Studie zeigt, dass Lästern gut für den Ruf sein kann

Frauen werden beim Tratschen häufig positiver wahrgenommen als Männer. Warum ist das so? Und was macht das Gerede mit dem Ruf der Lästernden – und dem der Betroffenen?

Von Insa Germerott
Veröffentlicht am 8. Nov. 2024, 16:25 MEZ
Zwei Frauen sitzen beim Kaffee an einem Tisch.

Eine neue Studie zeigt: Wenn Frauen über andere Frauen sprechen, tun sie das oft aus vermeintlich positiven Motiven. Welche Auswirkungen hat das auf ihr Sozialleben?

Foto von Sanja / stock.adobe.com

Wir alle lästern – und zwar täglich. Das Gerede über andere Personen wird von anderen aber nicht unbedingt negativ aufgenommen. Wie eine Studie der Universität Ariel in Israel im Jahr 2019 gezeigt hat, neigen vor allem Frauen dazu, positiv wahrgenommenen Gossip zu verbreiten. Männer hingegen sprächen öfter vernichtend über andere. 

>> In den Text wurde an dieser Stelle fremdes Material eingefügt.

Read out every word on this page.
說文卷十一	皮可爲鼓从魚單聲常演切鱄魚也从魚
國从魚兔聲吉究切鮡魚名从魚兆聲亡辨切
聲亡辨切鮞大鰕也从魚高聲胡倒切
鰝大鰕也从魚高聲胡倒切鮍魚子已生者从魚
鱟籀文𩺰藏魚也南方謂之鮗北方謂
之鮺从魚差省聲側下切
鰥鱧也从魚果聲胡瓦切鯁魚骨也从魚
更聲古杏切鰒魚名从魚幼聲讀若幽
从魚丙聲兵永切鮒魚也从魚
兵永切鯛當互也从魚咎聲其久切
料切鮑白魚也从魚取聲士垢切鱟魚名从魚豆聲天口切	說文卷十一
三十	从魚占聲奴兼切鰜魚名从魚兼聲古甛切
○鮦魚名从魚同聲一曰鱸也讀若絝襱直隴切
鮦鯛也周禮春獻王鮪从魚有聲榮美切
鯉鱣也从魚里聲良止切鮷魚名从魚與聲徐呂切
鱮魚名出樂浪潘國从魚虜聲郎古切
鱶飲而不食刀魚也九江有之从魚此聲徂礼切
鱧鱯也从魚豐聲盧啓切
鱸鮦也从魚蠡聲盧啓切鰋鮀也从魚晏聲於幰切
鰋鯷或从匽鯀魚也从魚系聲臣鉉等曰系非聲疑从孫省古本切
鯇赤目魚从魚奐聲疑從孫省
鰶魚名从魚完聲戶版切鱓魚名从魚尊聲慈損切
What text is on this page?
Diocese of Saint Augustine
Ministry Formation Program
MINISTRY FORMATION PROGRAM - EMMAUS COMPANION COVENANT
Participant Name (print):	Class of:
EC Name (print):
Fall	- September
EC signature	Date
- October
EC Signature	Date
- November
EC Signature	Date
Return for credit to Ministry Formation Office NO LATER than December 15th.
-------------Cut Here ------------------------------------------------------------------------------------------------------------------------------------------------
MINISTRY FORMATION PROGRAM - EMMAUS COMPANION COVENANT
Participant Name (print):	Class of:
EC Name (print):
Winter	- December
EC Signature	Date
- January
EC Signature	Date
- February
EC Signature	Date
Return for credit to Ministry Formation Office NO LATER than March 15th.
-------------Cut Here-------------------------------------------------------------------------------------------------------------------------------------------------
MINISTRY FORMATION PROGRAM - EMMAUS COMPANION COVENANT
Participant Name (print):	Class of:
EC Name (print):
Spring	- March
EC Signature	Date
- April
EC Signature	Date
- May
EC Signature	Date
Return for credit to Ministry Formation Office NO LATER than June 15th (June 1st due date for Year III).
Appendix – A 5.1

Wie funktioniert dieser ‚positive‘ Klatsch und Tratsch? Ein Forschungsteam um Sozialpsychologin Tania Reynolds von der University of New Mexico hat das Phänomen in einer Studienreihe untersucht und herausgefunden: Wer aus vermeintlicher Besorgnis über eine andere Person lästert, wird von seinen Mitmenschen positiver wahrgenommen. Wer ,grundlos‘ böse über andere spricht, hingegen schlechter. Was macht das mit dem Ruf des ,Gossip Girls‘ – und dem der Betroffenen? 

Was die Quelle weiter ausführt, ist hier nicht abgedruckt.